If you are in Utah the first week of February, look for the guy on the slope with a handful of printed posts trying to do it "the right way".

Thanks guys. I have learned a lot today.
post #26 of 46
Is there any skiing in Kentucky or close to you. "Skiing for five years" and where ever you ski is not the issue; the main issue may be building "miles on the snow" ...

Utah, Colorado ..... the state ain't the important part, time on skis is.
post #27 of 46
Quote:
Originally Posted by Spaceace414 View Post
I will also try to take a lesson.
If you want to come to Alta, we can work on some of this stuff together...

L
post #28 of 46
Quote:
Originally Posted by Spaceace414 View Post
I think I may have misled you guys with talking about "fear of speed". My biggest concern is burning out my legs due to trying to slow down. It happens on green, blue, black runs....so I am skiing terrain that I can. It seems (from previous posts) that it is my technique holding me back.

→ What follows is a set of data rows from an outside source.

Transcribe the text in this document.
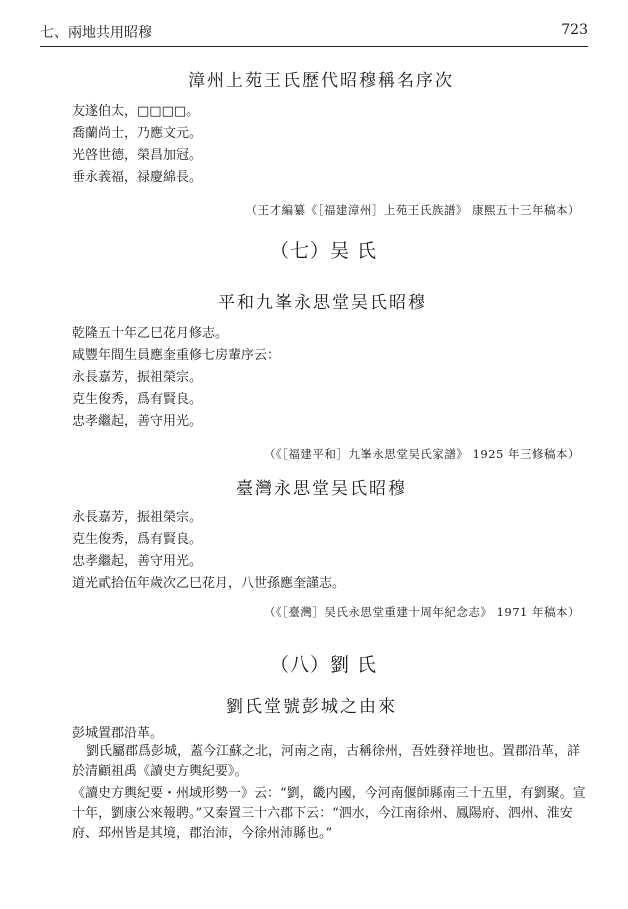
七、兩地共用昭穆	723
漳州上苑王氏歷代昭穆稱名序次
友遂伯太，□□□□。
喬蘭尚士，乃應文元。
光啓世德，榮昌加冠。
垂永義福，禄慶綿長。
（王才編纂《［福建漳州］上苑王氏族譜》 康熙五十三年稿本）
（七）吴 氏
平和九峯永思堂吴氏昭穆
乾隆五十年乙巳花月修志。
咸豐年間生員應奎重修七房輩序云：
永長嘉芳，振祖榮宗。
克生俊秀，爲有賢良。
忠孝繼起，善守用光。
（《［福建平和］九峯永思堂吴氏家譜》 1925 年三修稿本）
臺灣永思堂吴氏昭穆
永長嘉芳，振祖榮宗。
克生俊秀，爲有賢良。
忠孝繼起，善守用光。
道光貳拾伍年歲次乙巳花月，八世孫應奎謹志。
（《［臺灣］吴氏永思堂重建十周年紀念志》 1971 年稿本）
（八）劉 氏
劉氏堂號彭城之由來
彭城置郡沿革。
劉氏屬郡爲彭城，蓋今江蘇之北，河南之南，古稱徐州，吾姓發祥地也。置郡沿革，詳於清顧祖禹《讀史方輿紀要》。
《讀史方輿紀要・州域形勢一》云：“劉，畿内國，今河南偃師縣南三十五里，有劉聚。宣十年，劉康公來報聘。”又秦置三十六郡下云：“泗水，今江南徐州、鳳陽府、泗州、淮安府、邳州皆是其境，郡治沛，今徐州沛縣也。”
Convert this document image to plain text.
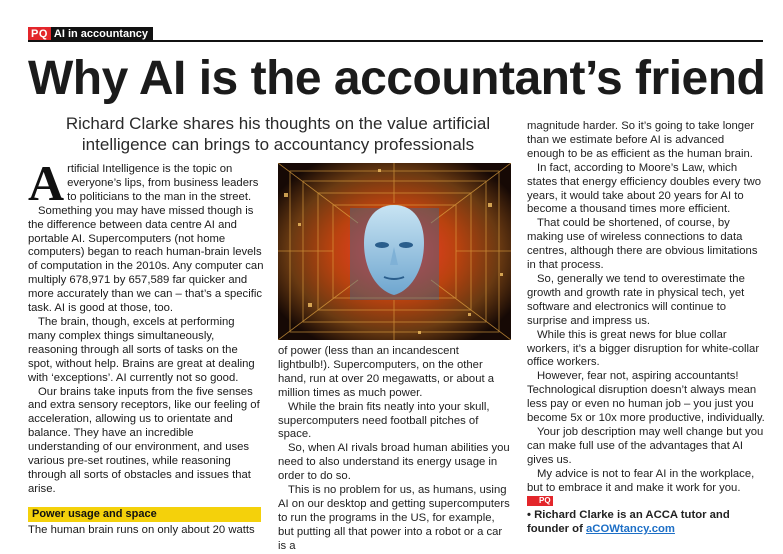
PQ AI in accountancy
Why AI is the accountant’s friend
Richard Clarke shares his thoughts on the value artificial intelligence can brings to accountancy professionals

Artificial Intelligence is the topic on everyone’s lips, from business leaders to politicians to the man in the street.

Something you may have missed though is the difference between data centre AI and portable AI. Supercomputers (not home computers) began to reach human-brain levels of computation in the 2010s. Any computer can multiply 678,971 by 657,589 far quicker and more accurately than we can – that’s a specific task. AI is good at those, too.

The brain, though, excels at performing many complex things simultaneously, reasoning through all sorts of tasks on the spot, without help. Brains are great at dealing with ‘exceptions’. AI currently not so good.

Our brains take inputs from the five senses and extra sensory receptors, like our feeling of acceleration, allowing us to orientate and balance. They have an incredible understanding of our environment, and uses various pre-set routines, while reasoning through all sorts of obstacles and issues that arise.

Power usage and space

The human brain runs on only about 20 watts

of power (less than an incandescent lightbulb!). Supercomputers, on the other hand, run at over 20 megawatts, or about a million times as much power.

While the brain fits neatly into your skull, supercomputers need football pitches of space.

So, when AI rivals broad human abilities you need to also understand its energy usage in order to do so.

This is no problem for us, as humans, using AI on our desktop and getting supercomputers to run the programs in the US, for example, but putting all that power into a robot or a car is a

magnitude harder. So it’s going to take longer than we estimate before AI is advanced enough to be as efficient as the human brain.

In fact, according to Moore’s Law, which states that energy efficiency doubles every two years, it would take about 20 years for AI to become a thousand times more efficient.

That could be shortened, of course, by making use of wireless connections to data centres, although there are obvious limitations in that process.

So, generally we tend to overestimate the growth and growth rate in physical tech, yet software and electronics will continue to surprise and impress us.

While this is great news for blue collar workers, it’s a bigger disruption for white-collar office workers.

However, fear not, aspiring accountants! Technological disruption doesn’t always mean less pay or even no human job – you just you become 5x or 10x more productive, individually.

Your job description may well change but you can make full use of the advantages that AI gives us.

My advice is not to fear AI in the workplace, but to embrace it and make it work for you. PQ

• Richard Clarke is an ACCA tutor and founder of aCOWtancy.com
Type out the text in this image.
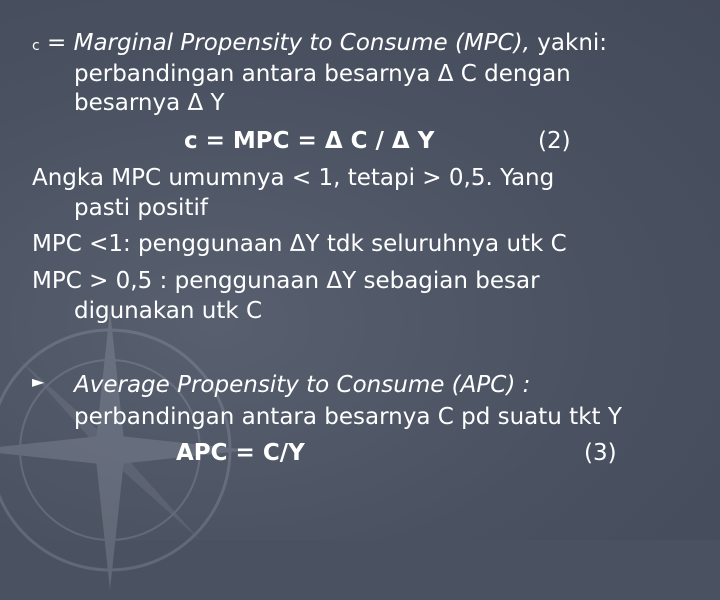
c = Marginal Propensity to Consume (MPC), yakni:
perbandingan antara besarnya Δ C dengan
besarnya Δ Y
c = MPC = Δ C / Δ Y	(2)
Angka MPC umumnya < 1, tetapi > 0,5. Yang
pasti positif
MPC <1: penggunaan ΔY tdk seluruhnya utk C
MPC > 0,5 : penggunaan ΔY sebagian besar
digunakan utk C
► Average Propensity to Consume (APC) :
perbandingan antara besarnya C pd suatu tkt Y
APC = C/Y	(3)
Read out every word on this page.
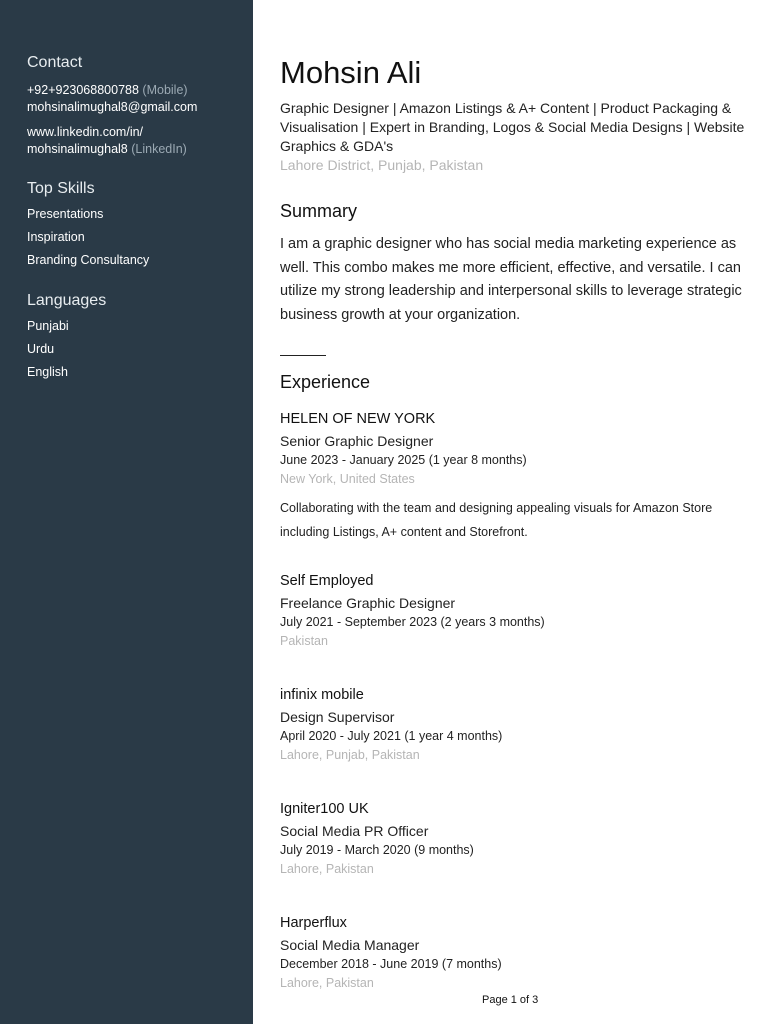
Contact
+92+923068800788 (Mobile)
mohsinalimughal8@gmail.com
www.linkedin.com/in/
mohsinalimughal8 (LinkedIn)
Top Skills
Presentations
Inspiration
Branding Consultancy
Languages
Punjabi
Urdu
English
Mohsin Ali

Graphic Designer | Amazon Listings & A+ Content | Product Packaging & Visualisation | Expert in Branding, Logos & Social Media Designs | Website Graphics & GDA's

Lahore District, Punjab, Pakistan

Summary

I am a graphic designer who has social media marketing experience as well. This combo makes me more efficient, effective, and versatile. I can utilize my strong leadership and interpersonal skills to leverage strategic business growth at your organization.

Experience
HELEN OF NEW YORK
Senior Graphic Designer
June 2023 - January 2025 (1 year 8 months)
New York, United States
Collaborating with the team and designing appealing visuals for Amazon Store including Listings, A+ content and Storefront.
Self Employed
Freelance Graphic Designer
July 2021 - September 2023 (2 years 3 months)
Pakistan
infinix mobile
Design Supervisor
April 2020 - July 2021 (1 year 4 months)
Lahore, Punjab, Pakistan
Igniter100 UK
Social Media PR Officer
July 2019 - March 2020 (9 months)
Lahore, Pakistan
Harperflux
Social Media Manager
December 2018 - June 2019 (7 months)
Lahore, Pakistan
Page 1 of 3
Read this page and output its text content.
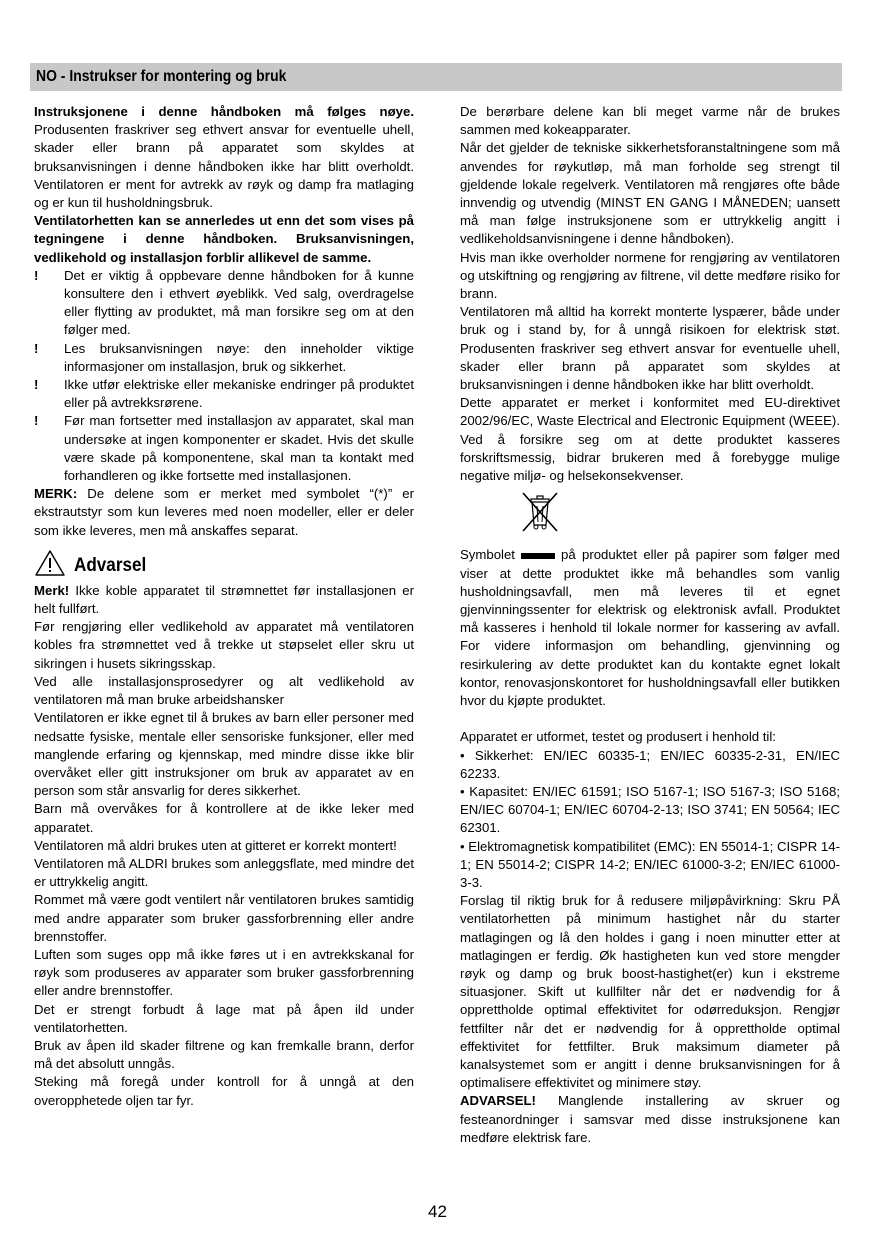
NO - Instrukser for montering og bruk

Instruksjonene i denne håndboken må følges nøye. Produsenten fraskriver seg ethvert ansvar for eventuelle uhell, skader eller brann på apparatet som skyldes at bruksanvisningen i denne håndboken ikke har blitt overholdt. Ventilatoren er ment for avtrekk av røyk og damp fra matlaging og er kun til husholdningsbruk.

Ventilatorhetten kan se annerledes ut enn det som vises på tegningene i denne håndboken. Bruksanvisningen, vedlikehold og installasjon forblir allikevel de samme.

!	Det er viktig å oppbevare denne håndboken for å kunne konsultere den i ethvert øyeblikk. Ved salg, overdragelse eller flytting av produktet, må man forsikre seg om at den følger med.
!	Les bruksanvisningen nøye: den inneholder viktige informasjoner om installasjon, bruk og sikkerhet.
!	Ikke utfør elektriske eller mekaniske endringer på produktet eller på avtrekksrørene.
!	Før man fortsetter med installasjon av apparatet, skal man undersøke at ingen komponenter er skadet. Hvis det skulle være skade på komponentene, skal man ta kontakt med forhandleren og ikke fortsette med installasjonen.

MERK: De delene som er merket med symbolet “(*)” er ekstrautstyr som kun leveres med noen modeller, eller er deler som ikke leveres, men må anskaffes separat.

Advarsel

Merk! Ikke koble apparatet til strømnettet før installasjonen er helt fullført.

Før rengjøring eller vedlikehold av apparatet må ventilatoren kobles fra strømnettet ved å trekke ut støpselet eller skru ut sikringen i husets sikringsskap.

Ved alle installasjonsprosedyrer og alt vedlikehold av ventilatoren må man bruke arbeidshansker

Ventilatoren er ikke egnet til å brukes av barn eller personer med nedsatte fysiske, mentale eller sensoriske funksjoner, eller med manglende erfaring og kjennskap, med mindre disse ikke blir overvåket eller gitt instruksjoner om bruk av apparatet av en person som står ansvarlig for deres sikkerhet.

Barn må overvåkes for å kontrollere at de ikke leker med apparatet.

Ventilatoren må aldri brukes uten at gitteret er korrekt montert!

Ventilatoren må ALDRI brukes som anleggsflate, med mindre det er uttrykkelig angitt.

Rommet må være godt ventilert når ventilatoren brukes samtidig med andre apparater som bruker gassforbrenning eller andre brennstoffer.

Luften som suges opp må ikke føres ut i en avtrekkskanal for røyk som produseres av apparater som bruker gassforbrenning eller andre brennstoffer.

Det er strengt forbudt å lage mat på åpen ild under ventilatorhetten.

Bruk av åpen ild skader filtrene og kan fremkalle brann, derfor må det absolutt unngås.

Steking må foregå under kontroll for å unngå at den overopphetede oljen tar fyr.

De berørbare delene kan bli meget varme når de brukes sammen med kokeapparater.

Når det gjelder de tekniske sikkerhetsforanstaltningene som må anvendes for røykutløp, må man forholde seg strengt til gjeldende lokale regelverk. Ventilatoren må rengjøres ofte både innvendig og utvendig (MINST EN GANG I MÅNEDEN; uansett må man følge instruksjonene som er uttrykkelig angitt i vedlikeholdsanvisningene i denne håndboken).

Hvis man ikke overholder normene for rengjøring av ventilatoren og utskiftning og rengjøring av filtrene, vil dette medføre risiko for brann.

Ventilatoren må alltid ha korrekt monterte lyspærer, både under bruk og i stand by, for å unngå risikoen for elektrisk støt. Produsenten fraskriver seg ethvert ansvar for eventuelle uhell, skader eller brann på apparatet som skyldes at bruksanvisningen i denne håndboken ikke har blitt overholdt.

Dette apparatet er merket i konformitet med EU-direktivet 2002/96/EC, Waste Electrical and Electronic Equipment (WEEE). Ved å forsikre seg om at dette produktet kasseres forskriftsmessig, bidrar brukeren med å forebygge mulige negative miljø- og helsekonsekvenser.

Symbolet	på produktet eller på papirer som følger med viser at dette produktet ikke må behandles som vanlig husholdningsavfall, men må leveres til et egnet gjenvinningssenter for elektrisk og elektronisk avfall. Produktet må kasseres i henhold til lokale normer for kassering av avfall. For videre informasjon om behandling, gjenvinning og resirkulering av dette produktet kan du kontakte egnet lokalt kontor, renovasjonskontoret for husholdningsavfall eller butikken hvor du kjøpte produktet.

Apparatet er utformet, testet og produsert i henhold til:

• Sikkerhet: EN/IEC 60335-1; EN/IEC 60335-2-31, EN/IEC 62233.

• Kapasitet: EN/IEC 61591; ISO 5167-1; ISO 5167-3; ISO 5168; EN/IEC 60704-1; EN/IEC 60704-2-13; ISO 3741; EN 50564; IEC 62301.

• Elektromagnetisk kompatibilitet (EMC): EN 55014-1; CISPR 14-1; EN 55014-2; CISPR 14-2; EN/IEC 61000-3-2; EN/IEC 61000-3-3.

Forslag til riktig bruk for å redusere miljøpåvirkning: Skru PÅ ventilatorhetten på minimum hastighet når du starter matlagingen og lå den holdes i gang i noen minutter etter at matlagingen er ferdig. Øk hastigheten kun ved store mengder røyk og damp og bruk boost-hastighet(er) kun i ekstreme situasjoner. Skift ut kullfilter når det er nødvendig for å opprettholde optimal effektivitet for odørreduksjon. Rengjør fettfilter når det er nødvendig for å opprettholde optimal effektivitet for fettfilter. Bruk maksimum diameter på kanalsystemet som er angitt i denne bruksanvisningen for å optimalisere effektivitet og minimere støy.

ADVARSEL! Manglende installering av skruer og festeanordninger i samsvar med disse instruksjonene kan medføre elektrisk fare.

42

So once I learn to not burn out the legs, I think will enjoy skiing MUCH more. Maybe the fear of speed is wrong as I am just not skiing correctly.
AHA! EUREKA! I can't believe I missed this one. Warning: This is one of those chicken or egg scenarios. If your legs start to burn as you slow down, you might be one of the millions of people who have limited eccentric strength. In inability to decelerate without pain is one of the symptoms. Weak eccentric strength may in turn affect your technique. If you don't have any knee injuries, consider a modified plyometric exercise program, which will emphasize the deceleration phase of a movement.
post #29 of 46
Thread Starter 
Lonnie...you have a PM.

LisaMarie...I do not have knee problems, but I did have back surgery three years ago on my L4/L5 for two herniated discs. I still have numbness occassionally in my leg because of the nerve (mostly scar tissue), but I am able to jog on the treadmill and do most normal exercises. Not sure if the "explosiveness" of the plyometric exercise would hurt me or not. Any thoughts? I may try some to see how it goes...
post #30 of 46
Perhaps you're trying to be too aggressive on the easier runs? This happens to me. I want to make short, aggresive turns but the easy(not steep) runs don't give me the speed needed to make them effortlessly. So I find myself having to muscle down and really push my skis through the turns. This, in turn, ends up burning out my legs.